Sustainable biocomposites from polybutylene succinate reinforced with glochids: Combining waste valorization with improved material properties and accelerated biodegradability

Abstract

This study presents the development and characterization of novel biodegradable biocomposites composed of polybutylene succinate (PBS) reinforced with glochids, a fibrous agro-food waste from Opuntia ficus-indica fruits. With their naturally barbed surface, glochids offer the potential to enhance interfacial adhesion with the polymer matrix, contributing to improved composite performance. The research aligns with circular economy principles by transforming an abundant byproduct into a functional reinforcement, reducing waste while providing sustainable materials entirely derived from renewable resources with enhanced properties. Biocomposites with different glochids loadings (14, 20, and 30 wt%) were prepared using twin-screw extrusion and subjected to comprehensive physical-mechanical characterization (thermal and FT-IR spectroscopy measurements, morphological analyses, tensile tests) and biodegradability analyses in compost. The addition of glochids resulted in improved mechanical properties, including increased Young's modulus (up to a maximum of ca. 70 % for the most loaded system) and stiffness, with an enhancement in heat deflection temperature (HDT) of over 10 °C, suggesting suitability for high-temperature applications.
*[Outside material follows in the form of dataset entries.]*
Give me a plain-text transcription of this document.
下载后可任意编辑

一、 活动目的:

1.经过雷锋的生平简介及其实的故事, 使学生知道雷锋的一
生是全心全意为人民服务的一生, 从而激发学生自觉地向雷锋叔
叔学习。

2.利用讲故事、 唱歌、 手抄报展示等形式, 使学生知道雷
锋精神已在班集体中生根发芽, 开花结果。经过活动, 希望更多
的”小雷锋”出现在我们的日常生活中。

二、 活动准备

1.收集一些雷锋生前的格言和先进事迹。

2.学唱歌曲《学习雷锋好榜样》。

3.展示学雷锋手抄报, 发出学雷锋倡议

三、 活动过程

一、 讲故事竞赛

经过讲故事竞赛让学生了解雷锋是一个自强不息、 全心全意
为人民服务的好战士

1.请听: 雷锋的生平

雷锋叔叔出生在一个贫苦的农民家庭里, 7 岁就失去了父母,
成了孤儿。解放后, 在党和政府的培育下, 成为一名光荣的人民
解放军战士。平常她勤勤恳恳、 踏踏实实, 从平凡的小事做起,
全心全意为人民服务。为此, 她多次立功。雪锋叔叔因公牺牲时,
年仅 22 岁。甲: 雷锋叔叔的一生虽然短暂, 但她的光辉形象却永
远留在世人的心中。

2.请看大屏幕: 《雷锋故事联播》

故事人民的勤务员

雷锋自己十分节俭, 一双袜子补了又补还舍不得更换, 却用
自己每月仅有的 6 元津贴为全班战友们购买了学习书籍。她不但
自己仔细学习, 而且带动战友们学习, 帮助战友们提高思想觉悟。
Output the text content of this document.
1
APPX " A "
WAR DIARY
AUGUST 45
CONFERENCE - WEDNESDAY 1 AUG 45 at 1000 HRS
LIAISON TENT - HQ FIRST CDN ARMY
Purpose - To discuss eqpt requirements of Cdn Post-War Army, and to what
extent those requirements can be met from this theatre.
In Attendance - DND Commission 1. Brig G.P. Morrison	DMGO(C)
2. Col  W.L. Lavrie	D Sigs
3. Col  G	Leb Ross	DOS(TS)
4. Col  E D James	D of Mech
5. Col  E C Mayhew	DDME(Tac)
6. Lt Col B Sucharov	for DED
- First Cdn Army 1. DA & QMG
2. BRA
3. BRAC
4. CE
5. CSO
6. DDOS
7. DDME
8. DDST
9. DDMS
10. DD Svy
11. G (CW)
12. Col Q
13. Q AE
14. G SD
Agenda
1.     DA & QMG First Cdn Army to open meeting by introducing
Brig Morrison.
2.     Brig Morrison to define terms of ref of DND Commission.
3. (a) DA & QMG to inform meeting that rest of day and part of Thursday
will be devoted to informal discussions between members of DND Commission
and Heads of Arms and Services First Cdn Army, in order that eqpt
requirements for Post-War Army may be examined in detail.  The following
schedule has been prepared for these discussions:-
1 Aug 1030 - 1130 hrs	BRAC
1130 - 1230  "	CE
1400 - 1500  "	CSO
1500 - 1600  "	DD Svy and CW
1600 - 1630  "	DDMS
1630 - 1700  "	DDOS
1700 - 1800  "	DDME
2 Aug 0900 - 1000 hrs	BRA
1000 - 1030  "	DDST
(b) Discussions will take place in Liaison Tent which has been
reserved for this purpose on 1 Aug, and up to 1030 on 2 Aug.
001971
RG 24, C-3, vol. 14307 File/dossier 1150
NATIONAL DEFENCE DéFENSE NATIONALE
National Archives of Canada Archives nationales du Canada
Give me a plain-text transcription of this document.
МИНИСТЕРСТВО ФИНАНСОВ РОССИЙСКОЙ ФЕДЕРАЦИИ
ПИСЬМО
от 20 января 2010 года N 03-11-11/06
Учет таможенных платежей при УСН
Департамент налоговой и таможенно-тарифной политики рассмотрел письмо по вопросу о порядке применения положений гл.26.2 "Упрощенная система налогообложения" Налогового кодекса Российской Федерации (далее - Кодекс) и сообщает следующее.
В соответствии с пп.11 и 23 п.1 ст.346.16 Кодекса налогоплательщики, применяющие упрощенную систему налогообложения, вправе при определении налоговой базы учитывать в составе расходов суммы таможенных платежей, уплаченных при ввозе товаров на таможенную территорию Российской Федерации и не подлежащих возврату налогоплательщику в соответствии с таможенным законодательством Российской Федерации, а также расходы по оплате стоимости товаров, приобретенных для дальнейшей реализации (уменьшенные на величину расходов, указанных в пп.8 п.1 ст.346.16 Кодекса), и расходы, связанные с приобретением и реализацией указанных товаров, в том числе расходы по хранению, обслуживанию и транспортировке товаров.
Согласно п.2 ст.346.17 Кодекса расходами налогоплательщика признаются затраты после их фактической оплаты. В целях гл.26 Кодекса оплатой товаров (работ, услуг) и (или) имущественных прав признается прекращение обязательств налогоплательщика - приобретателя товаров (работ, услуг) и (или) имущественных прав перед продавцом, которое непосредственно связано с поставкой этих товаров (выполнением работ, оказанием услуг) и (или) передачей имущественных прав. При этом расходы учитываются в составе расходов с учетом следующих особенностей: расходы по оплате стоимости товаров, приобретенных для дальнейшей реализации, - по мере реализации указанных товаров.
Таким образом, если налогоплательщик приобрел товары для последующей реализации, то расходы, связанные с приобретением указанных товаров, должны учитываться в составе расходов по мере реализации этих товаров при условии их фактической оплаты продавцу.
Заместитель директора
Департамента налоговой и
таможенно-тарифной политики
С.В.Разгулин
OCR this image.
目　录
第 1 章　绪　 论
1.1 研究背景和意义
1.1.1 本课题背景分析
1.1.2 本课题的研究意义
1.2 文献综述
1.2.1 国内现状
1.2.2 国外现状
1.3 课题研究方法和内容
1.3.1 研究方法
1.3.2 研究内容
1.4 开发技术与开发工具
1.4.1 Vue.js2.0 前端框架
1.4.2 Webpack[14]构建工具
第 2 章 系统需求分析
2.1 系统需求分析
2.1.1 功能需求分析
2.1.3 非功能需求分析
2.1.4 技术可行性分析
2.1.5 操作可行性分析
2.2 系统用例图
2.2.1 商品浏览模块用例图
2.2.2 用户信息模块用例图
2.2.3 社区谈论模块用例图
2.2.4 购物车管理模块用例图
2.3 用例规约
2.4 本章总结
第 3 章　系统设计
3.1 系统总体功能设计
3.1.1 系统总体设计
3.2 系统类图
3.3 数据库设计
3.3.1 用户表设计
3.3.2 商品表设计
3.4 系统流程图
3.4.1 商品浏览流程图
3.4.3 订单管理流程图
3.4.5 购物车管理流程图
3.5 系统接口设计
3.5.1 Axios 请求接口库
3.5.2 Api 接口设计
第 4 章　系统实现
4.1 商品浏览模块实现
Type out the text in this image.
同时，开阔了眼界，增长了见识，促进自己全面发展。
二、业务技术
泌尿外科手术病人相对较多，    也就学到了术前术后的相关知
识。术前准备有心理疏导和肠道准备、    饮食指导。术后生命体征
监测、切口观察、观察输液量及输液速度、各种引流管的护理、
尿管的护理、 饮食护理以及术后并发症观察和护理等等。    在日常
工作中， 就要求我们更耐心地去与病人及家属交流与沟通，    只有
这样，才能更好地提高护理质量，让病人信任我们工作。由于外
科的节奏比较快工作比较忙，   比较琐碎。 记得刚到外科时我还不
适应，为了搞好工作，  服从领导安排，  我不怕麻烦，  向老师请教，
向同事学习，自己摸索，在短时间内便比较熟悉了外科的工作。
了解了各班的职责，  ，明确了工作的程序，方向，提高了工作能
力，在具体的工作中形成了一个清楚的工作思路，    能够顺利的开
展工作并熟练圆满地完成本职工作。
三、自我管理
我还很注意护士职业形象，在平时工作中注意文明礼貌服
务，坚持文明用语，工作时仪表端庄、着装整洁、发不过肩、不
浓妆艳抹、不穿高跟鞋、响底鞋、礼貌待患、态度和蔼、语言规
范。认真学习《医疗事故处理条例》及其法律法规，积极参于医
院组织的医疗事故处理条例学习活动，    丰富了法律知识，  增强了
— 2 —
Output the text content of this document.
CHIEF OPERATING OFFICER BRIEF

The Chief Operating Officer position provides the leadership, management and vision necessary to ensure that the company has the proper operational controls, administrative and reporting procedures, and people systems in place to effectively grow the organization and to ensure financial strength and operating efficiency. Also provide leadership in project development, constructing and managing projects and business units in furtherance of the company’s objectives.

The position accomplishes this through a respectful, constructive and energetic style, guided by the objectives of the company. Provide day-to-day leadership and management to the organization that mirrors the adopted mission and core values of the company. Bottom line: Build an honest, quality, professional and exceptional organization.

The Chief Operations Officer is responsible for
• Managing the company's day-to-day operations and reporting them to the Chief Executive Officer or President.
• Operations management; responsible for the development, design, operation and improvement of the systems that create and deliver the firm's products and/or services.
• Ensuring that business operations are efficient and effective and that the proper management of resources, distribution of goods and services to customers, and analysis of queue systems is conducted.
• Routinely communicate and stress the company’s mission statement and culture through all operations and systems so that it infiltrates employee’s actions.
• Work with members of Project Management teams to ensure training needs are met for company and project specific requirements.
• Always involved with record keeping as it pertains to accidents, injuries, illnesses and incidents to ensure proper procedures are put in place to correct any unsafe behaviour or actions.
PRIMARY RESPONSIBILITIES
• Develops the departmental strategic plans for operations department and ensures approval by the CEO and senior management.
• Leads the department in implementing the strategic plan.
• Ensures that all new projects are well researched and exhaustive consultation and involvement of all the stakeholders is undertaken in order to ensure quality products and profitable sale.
Moreover, despite the fact that glochids induced an initial increase in hydrophobicity, compost burial tests revealed that the natural filler accelerated degradation within 90 days, demonstrating improved end-of-life performance. These findings highlight the potential of PBS/glochids biocomposites as eco-friendly alternatives to conventional plastics for applications such as packaging, consumer goods, and automotive interiors. By promoting waste valorization, these materials align with the principles of a circular economy, fostering more sustainable production and consumption practices.